1. Expansion (Recovery and Growth)
- GDP rises and output increases.
- Employment grows, unemployment falls.
- Consumer spending, business investment, and industrial production increase.
- Corporate profits improve and consumer/business confidence is high.
- Inflation and interest rates may begin to rise as demand strengthens.
- Typically the longest phase; policymakers may start to watch for overheating.
2. Peak
- The high point of economic activity before activity turns down.
- GDP growth slows to zero; output is at or near capacity.
- Unemployment is at a low point; wages and prices often accelerate.
- Inflation pressures are strongest; borrowing costs may be high.
- Business and consumer confidence may still be high but show signs of moderation.
- The peak signals the transition from expansion to contraction.
3. Contraction (Recession)
- Real GDP declines for a period; production and sales fall.
- Employment drops and unemployment rises.
- Consumer spending and business investment weaken; inventories may rise.
- Profits decline; financial markets often fall and credit tightens.
- Inflation usually eases; central banks and governments often implement stimulus (lower rates, fiscal measures).
- If severe and prolonged, the contraction is called a recession.
4. Trough
- The low point of the cycle where economic activity bottoms out.
- GDP, employment, and output stop falling and begin to stabilize.
- Unemployment is high but stops rising; confidence begins to recover.
- Lower interest rates and stimulus measures start to take effect.
- The trough marks the transition back into expansion.
Key indicators for timing
- Leading indicators: stock market, new orders, consumer expectations.
- Coincident indicators: GDP, employment, industrial production.
- Lagging indicators: unemployment duration, inflation.
Policy responses
- During expansion/peak: policymakers may tighten (raise rates, reduce stimulus) to control inflation.
- During contraction/trough: policymakers generally ease (cut rates, increase spending) to stimulate recovery.
- The business cycle is the recurring sequence of expansions and contractions in an economy’s overall activity (real GDP, employment, income, and production) over time. It has four main stages: expansion, peak, contraction (recession), and trough.
1. Expansion (Recovery and Growth)
- GDP rises and output increases.
- Employment grows, unemployment falls.
- Consumer spending, business investment, and industrial production increase.
- Corporate profits improve and consumer/business confidence is high.
- Inflation and interest rates may begin to rise as demand strengthens.
- Typically the longest phase; policymakers may start to watch for overheating.
2. Peak
- The high point of economic activity before activity turns down.
- GDP growth slows to zero; output is at or near capacity.
- Unemployment is at a low point; wages and prices often accelerate.
- Inflation pressures are strongest; borrowing costs may be high.
- Business and consumer confidence may still be high but show signs of moderation.
- The peak signals the transition from expansion to contraction.
3. Contraction (Recession)
- Real GDP declines for a period; production and sales fall.
- Employment drops and unemployment rises.
- Consumer spending and business investment weaken; inventories may rise.
- Profits decline; financial markets often fall and credit tightens.
- Inflation usually eases; central banks and governments often implement stimulus (lower rates, fiscal measures).

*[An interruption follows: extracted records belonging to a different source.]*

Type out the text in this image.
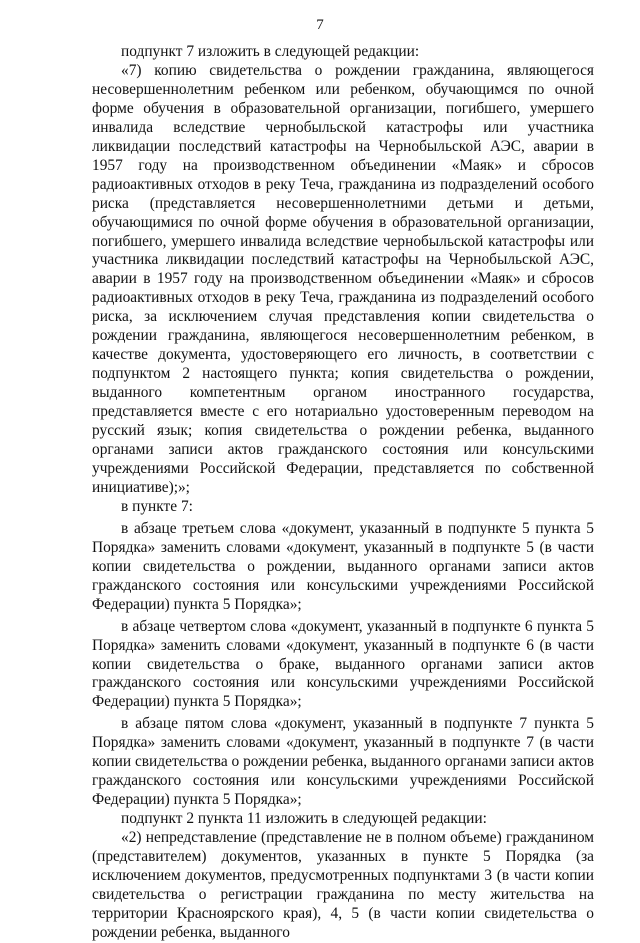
7

подпункт 7 изложить в следующей редакции:

«7) копию свидетельства о рождении гражданина, являющегося несовершеннолетним ребенком или ребенком, обучающимся по очной форме обучения в образовательной организации, погибшего, умершего инвалида вследствие чернобыльской катастрофы или участника ликвидации последствий катастрофы на Чернобыльской АЭС, аварии в 1957 году на производственном объединении «Маяк» и сбросов радиоактивных отходов в реку Теча, гражданина из подразделений особого риска (представляется несовершеннолетними детьми и детьми, обучающимися по очной форме обучения в образовательной организации, погибшего, умершего инвалида вследствие чернобыльской катастрофы или участника ликвидации последствий катастрофы на Чернобыльской АЭС, аварии в 1957 году на производственном объединении «Маяк» и сбросов радиоактивных отходов в реку Теча, гражданина из подразделений особого риска, за исключением случая представления копии свидетельства о рождении гражданина, являющегося несовершеннолетним ребенком, в качестве документа, удостоверяющего его личность, в соответствии с подпунктом 2 настоящего пункта; копия свидетельства о рождении, выданного компетентным органом иностранного государства, представляется вместе с его нотариально удостоверенным переводом на русский язык; копия свидетельства о рождении ребенка, выданного органами записи актов гражданского состояния или консульскими учреждениями Российской Федерации, представляется по собственной инициативе);»;

в пункте 7:

в абзаце третьем слова «документ, указанный в подпункте 5 пункта 5 Порядка» заменить словами «документ, указанный в подпункте 5 (в части копии свидетельства о рождении, выданного органами записи актов гражданского состояния или консульскими учреждениями Российской Федерации) пункта 5 Порядка»;

в абзаце четвертом слова «документ, указанный в подпункте 6 пункта 5 Порядка» заменить словами «документ, указанный в подпункте 6 (в части копии свидетельства о браке, выданного органами записи актов гражданского состояния или консульскими учреждениями Российской Федерации) пункта 5 Порядка»;

в абзаце пятом слова «документ, указанный в подпункте 7 пункта 5 Порядка» заменить словами «документ, указанный в подпункте 7 (в части копии свидетельства о рождении ребенка, выданного органами записи актов гражданского состояния или консульскими учреждениями Российской Федерации) пункта 5 Порядка»;

подпункт 2 пункта 11 изложить в следующей редакции:

«2) непредставление (представление не в полном объеме) гражданином (представителем) документов, указанных в пункте 5 Порядка (за исключением документов, предусмотренных подпунктами 3 (в части копии свидетельства о регистрации гражданина по месту жительства на территории Красноярского края), 4, 5 (в части копии свидетельства о рождении ребенка, выданного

- If severe and prolonged, the contraction is called a recession.
4. Trough
- The low point of the cycle where economic activity bottoms out.

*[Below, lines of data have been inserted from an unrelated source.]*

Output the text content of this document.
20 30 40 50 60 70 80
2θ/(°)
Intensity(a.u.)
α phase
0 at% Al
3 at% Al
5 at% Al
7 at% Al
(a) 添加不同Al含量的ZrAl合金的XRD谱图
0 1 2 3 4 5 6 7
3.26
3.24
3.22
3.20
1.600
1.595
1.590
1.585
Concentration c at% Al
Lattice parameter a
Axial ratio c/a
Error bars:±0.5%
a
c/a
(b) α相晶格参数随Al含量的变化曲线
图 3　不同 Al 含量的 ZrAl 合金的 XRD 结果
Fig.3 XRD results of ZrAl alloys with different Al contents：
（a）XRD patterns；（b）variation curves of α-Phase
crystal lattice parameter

- GDP, employment, and output stop falling and begin to stabilize.
- Unemployment is high but stops rising; confidence begins to recover.
- Lower interest rates and stimulus measures start to take effect.

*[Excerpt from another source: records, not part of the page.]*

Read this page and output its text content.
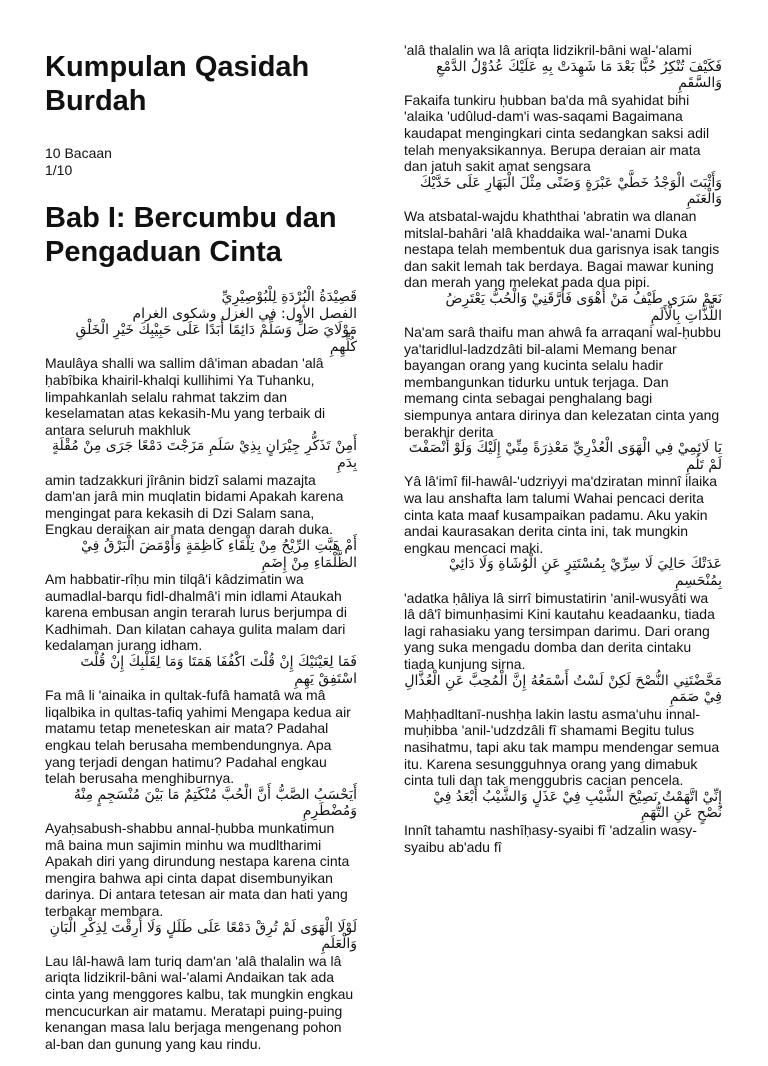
Kumpulan Qasidah Burdah
10 Bacaan
1/10
Bab I: Bercumbu dan Pengaduan Cinta
قَصِيْدَةُ الْبُرْدَةِ لِلْبُوْصِيْرِيِّ
الفصل الأول: في الغزل وشكوى الغرام
مَوْلَايَ صَلِّ وَسَلِّمْ دَائِمًا أَبَدًا عَلَى حَبِيْبِكَ خَيْرِ الْخَلْقِ كُلِّهِمِ
Maulâya shalli wa sallim dâ'iman abadan 'alâ ḥabîbika khairil-khalqi kullihimi Ya Tuhanku, limpahkanlah selalu rahmat takzim dan keselamatan atas kekasih-Mu yang terbaik di antara seluruh makhluk
أَمِنْ تَذَكُّرِ جِيْرَانٍ بِذِيْ سَلَمِ مَزَجْتَ دَمْعًا جَرَى مِنْ مُقْلَةٍ بِدَمِ
amin tadzakkuri jîrânin bidzî salami mazajta dam'an jarâ min muqlatin bidami Apakah karena mengingat para kekasih di Dzi Salam sana, Engkau deraikan air mata dengan darah duka.
أَمْ هَبَّتِ الرِّيْحُ مِنْ تِلْقَاءِ كَاظِمَةٍ وَأَوْمَضَ الْبَرْقُ فِيْ الظَّلْمَاءِ مِنْ إِضَمِ
Am habbatir-rîḥu min tilqâ'i kâdzimatin wa aumadlal-barqu fidl-dhalmâ'i min idlami Ataukah karena embusan angin terarah lurus berjumpa di Kadhimah. Dan kilatan cahaya gulita malam dari kedalaman jurang idham.
فَمَا لِعَيْنَيْكَ إِنْ قُلْتَ اكْفُفَا هَمَتَا وَمَا لِقَلْبِكَ إِنْ قُلْتَ اسْتَفِقْ يَهِمِ
Fa mâ li 'ainaika in qultak-fufâ hamatâ wa mâ liqalbika in qultas-tafiq yahimi Mengapa kedua air matamu tetap meneteskan air mata? Padahal engkau telah berusaha membendungnya. Apa yang terjadi dengan hatimu? Padahal engkau telah berusaha menghiburnya.
أَيَحْسَبُ الصَّبُّ أَنَّ الْحُبَّ مُنْكَتِمٌ مَا بَيْنَ مُنْسَجِمٍ مِنْهُ وَمُضْطَرِمِ
Ayaḥsabush-shabbu annal-ḥubba munkatimun mâ baina mun sajimin minhu wa mudltharimi Apakah diri yang dirundung nestapa karena cinta mengira bahwa api cinta dapat disembunyikan darinya. Di antara tetesan air mata dan hati yang terbakar membara.
لَوْلَا الْهَوَى لَمْ تُرِقْ دَمْعًا عَلَى طَلَلٍ وَلَا أَرِقْتَ لِذِكْرِ الْبَانِ وَالْعَلَمِ
Lau lâl-hawâ lam turiq dam'an 'alâ thalalin wa lâ ariqta lidzikril-bâni wal-'alami Andaikan tak ada cinta yang menggores kalbu, tak mungkin engkau mencucurkan air matamu. Meratapi puing-puing kenangan masa lalu berjaga mengenang pohon al-ban dan gunung yang kau rindu.
'alâ thalalin wa lâ ariqta lidzikril-bâni wal-'alami
فَكَيْفَ تُنْكِرُ حُبًّا بَعْدَ مَا شَهِدَتْ بِهِ عَلَيْكَ عُدُوْلُ الدَّمْعِ وَالسَّقَمِ
Fakaifa tunkiru ḥubban ba'da mâ syahidat bihi 'alaika 'udûlud-dam'i was-saqami Bagaimana kaudapat mengingkari cinta sedangkan saksi adil telah menyaksikannya. Berupa deraian air mata dan jatuh sakit amat sengsara
وَأَثْبَتَ الْوَجْدُ خَطَّيْ عَبْرَةٍ وَضَنًى مِثْلَ الْبَهَارِ عَلَى خَدَّيْكَ وَالْعَنَمِ
Wa atsbatal-wajdu khaththai 'abratin wa dlanan mitslal-bahâri 'alâ khaddaika wal-'anami Duka nestapa telah membentuk dua garisnya isak tangis dan sakit lemah tak berdaya. Bagai mawar kuning dan merah yang melekat pada dua pipi.
نَعَمْ سَرَى طَيْفُ مَنْ أَهْوَى فَأَرَّقَنِيْ وَالْحُبُّ يَعْتَرِضُ اللَّذَّاتِ بِالْأَلَمِ
Na'am sarâ thaifu man ahwâ fa arraqani wal-ḥubbu ya'taridlul-ladzdzâti bil-alami Memang benar bayangan orang yang kucinta selalu hadir membangunkan tidurku untuk terjaga. Dan memang cinta sebagai penghalang bagi siempunya antara dirinya dan kelezatan cinta yang berakhir derita
يَا لَائِمِيْ فِي الْهَوَى الْعُذْرِيِّ مَعْذِرَةً مِنِّيْ إِلَيْكَ وَلَوْ أَنْصَفْتَ لَمْ تَلُمِ
Yâ lâ'imî fil-hawâl-'udzriyyi ma'dziratan minnî ilaika wa lau anshafta lam talumi Wahai pencaci derita cinta kata maaf kusampaikan padamu. Aku yakin andai kaurasakan derita cinta ini, tak mungkin engkau mencaci maki.
عَدَتْكَ حَالِيَ لَا سِرِّيْ بِمُسْتَتِرٍ عَنِ الْوُشَاةِ وَلَا دَائِيْ بِمُنْحَسِمِ
'adatka ḥâliya lâ sirrî bimustatirin 'anil-wusyâti wa lâ dâ'î bimunḥasimi Kini kautahu keadaanku, tiada lagi rahasiaku yang tersimpan darimu. Dari orang yang suka mengadu domba dan derita cintaku tiada kunjung sirna.
مَحَّضْتَنِي النُّصْحَ لَكِنْ لَسْتُ أَسْمَعُهُ إِنَّ الْمُحِبَّ عَنِ الْعُذَّالِ فِيْ صَمَمِ
Maḥḥadltanī-nushḥa lakin lastu asma'uhu innal-muḥibba 'anil-'udzdzâli fî shamami Begitu tulus nasihatmu, tapi aku tak mampu mendengar semua itu. Karena sesungguhnya orang yang dimabuk cinta tuli dan tak menggubris cacian pencela.
إِنِّيْ اتَّهَمْتُ نَصِيْحَ الشَّيْبِ فِيْ عَذَلٍ وَالشَّيْبُ أَبْعَدُ فِيْ نُصْحٍ عَنِ التُّهَمِ
Innît tahamtu nashîḥasy-syaibi fî 'adzalin wasy-syaibu ab'adu fî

- The trough marks the transition back into expansion.
Key indicators for timing
- Leading indicators: stock market, new orders, consumer expectations.
- Coincident indicators: GDP, employment, industrial production.
- Lagging indicators: unemployment duration, inflation.
Policy responses
- During expansion/peak: policymakers may tighten (raise rates, reduce stimulus) to control inflation.
- During contraction/trough: policymakers generally ease (cut rates, increase spending) to stimulate recovery.